Da Redação - Patrícia Neves

28 Nov 2014 - 12:00

Foto: Ilustração/Internet

STF desmembra investigação da operação Terra Prometida e investiga núcleo político; 33 presos até o momento
A investigação da Polícia Federal sobre a venda ilegal de lotes da reforma agrária pode resultar na comprovação da participação de políticos com mandato no esquema que teria movimentado R$ 1 bilhão. Compete ao Supremo Tribunal Federal, a mais alta corte do país, a investigação de políticos com foro privilegiado.
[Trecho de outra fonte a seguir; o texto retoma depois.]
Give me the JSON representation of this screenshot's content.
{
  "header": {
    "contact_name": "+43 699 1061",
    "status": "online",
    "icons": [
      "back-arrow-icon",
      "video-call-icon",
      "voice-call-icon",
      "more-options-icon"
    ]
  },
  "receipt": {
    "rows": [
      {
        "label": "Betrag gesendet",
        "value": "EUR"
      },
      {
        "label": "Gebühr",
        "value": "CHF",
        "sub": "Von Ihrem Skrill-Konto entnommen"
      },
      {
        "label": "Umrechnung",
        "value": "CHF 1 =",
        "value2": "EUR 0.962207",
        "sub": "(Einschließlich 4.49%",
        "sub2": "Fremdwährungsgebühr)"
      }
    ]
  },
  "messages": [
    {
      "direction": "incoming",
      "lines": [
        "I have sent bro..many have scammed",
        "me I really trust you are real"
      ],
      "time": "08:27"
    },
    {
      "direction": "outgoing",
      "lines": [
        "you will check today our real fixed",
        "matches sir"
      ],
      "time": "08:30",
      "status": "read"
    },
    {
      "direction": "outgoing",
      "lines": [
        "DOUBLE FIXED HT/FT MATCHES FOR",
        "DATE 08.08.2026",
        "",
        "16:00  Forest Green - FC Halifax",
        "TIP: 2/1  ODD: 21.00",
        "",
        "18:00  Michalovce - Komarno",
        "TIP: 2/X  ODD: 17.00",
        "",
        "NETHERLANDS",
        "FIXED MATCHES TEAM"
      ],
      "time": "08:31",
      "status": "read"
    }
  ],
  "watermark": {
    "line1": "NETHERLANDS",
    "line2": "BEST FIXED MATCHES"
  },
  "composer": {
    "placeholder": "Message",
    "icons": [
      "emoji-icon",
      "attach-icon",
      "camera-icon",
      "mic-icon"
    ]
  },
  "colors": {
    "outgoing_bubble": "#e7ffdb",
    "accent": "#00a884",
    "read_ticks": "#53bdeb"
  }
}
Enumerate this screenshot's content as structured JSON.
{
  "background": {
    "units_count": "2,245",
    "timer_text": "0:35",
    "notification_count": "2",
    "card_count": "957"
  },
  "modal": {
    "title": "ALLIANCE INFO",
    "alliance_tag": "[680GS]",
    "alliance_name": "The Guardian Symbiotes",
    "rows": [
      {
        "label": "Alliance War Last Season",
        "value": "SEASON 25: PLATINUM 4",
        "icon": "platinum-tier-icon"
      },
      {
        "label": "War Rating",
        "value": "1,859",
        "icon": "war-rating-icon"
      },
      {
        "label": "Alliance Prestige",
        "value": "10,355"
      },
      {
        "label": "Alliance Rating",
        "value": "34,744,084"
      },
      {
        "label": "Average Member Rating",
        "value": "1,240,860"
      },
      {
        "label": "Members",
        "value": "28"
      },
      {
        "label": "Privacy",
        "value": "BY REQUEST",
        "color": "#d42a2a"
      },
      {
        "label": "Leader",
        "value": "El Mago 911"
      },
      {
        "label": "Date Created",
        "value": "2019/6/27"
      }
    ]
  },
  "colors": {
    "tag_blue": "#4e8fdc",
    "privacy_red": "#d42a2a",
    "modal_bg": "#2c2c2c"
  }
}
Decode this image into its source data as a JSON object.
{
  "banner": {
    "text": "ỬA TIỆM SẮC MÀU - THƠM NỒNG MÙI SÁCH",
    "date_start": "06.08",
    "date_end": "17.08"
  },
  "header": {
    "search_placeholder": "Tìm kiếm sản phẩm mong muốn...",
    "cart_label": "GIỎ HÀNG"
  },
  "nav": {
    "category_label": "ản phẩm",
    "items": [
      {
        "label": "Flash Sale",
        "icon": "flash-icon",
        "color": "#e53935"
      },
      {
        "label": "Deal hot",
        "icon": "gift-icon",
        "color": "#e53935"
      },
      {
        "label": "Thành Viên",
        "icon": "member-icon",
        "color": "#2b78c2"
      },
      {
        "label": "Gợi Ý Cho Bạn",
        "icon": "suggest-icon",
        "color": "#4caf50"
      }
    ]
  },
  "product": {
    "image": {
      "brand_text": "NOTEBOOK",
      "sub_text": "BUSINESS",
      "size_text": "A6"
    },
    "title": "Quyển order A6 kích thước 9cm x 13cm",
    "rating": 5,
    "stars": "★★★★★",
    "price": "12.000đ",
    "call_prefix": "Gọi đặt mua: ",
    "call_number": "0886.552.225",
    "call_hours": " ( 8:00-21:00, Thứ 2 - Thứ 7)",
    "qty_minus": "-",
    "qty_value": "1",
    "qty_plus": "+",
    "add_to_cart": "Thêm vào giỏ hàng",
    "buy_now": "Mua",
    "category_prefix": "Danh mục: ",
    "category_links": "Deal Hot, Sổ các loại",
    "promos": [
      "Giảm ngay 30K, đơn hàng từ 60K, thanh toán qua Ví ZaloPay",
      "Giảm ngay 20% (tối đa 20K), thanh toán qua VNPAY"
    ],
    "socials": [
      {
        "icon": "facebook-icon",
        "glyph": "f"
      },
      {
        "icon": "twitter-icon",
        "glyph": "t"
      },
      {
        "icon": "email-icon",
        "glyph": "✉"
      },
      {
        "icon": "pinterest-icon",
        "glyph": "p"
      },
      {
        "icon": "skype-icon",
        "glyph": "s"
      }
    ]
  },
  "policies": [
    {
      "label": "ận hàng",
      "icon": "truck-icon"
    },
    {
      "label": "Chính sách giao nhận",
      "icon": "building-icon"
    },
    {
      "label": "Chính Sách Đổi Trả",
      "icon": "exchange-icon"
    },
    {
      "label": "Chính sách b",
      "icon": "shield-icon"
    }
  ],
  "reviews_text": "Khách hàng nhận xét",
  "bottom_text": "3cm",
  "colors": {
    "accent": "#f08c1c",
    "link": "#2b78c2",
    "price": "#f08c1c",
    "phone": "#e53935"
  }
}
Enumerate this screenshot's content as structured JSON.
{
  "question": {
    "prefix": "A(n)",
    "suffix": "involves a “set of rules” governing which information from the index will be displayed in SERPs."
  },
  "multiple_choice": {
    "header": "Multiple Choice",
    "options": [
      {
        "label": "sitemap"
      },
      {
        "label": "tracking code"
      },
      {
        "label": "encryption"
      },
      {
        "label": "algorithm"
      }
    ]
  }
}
A operação Terra Prometida – desencadeada na quinta-feira, 27, apura a apropriação forçosa  e comércio  de lotes destinados a reforma agrária do Projeto de Assentamento Itanhangá/Tapurah. Trinta e três pessoas estão presas acusadas de participação no esquema, sendo que 24 pessoas estão presas na capital, oito em Sinop e um em Lucas do Rio Verde. 

O juiz, antes de analisar os pedidos formulados pela Polícia Federal e reafirmados pelo Ministério Público Federal (MPF), remeteu a investigação ao STF que devolveu os procedimentos para investigação daqueles que não possuem tal prerrogativa.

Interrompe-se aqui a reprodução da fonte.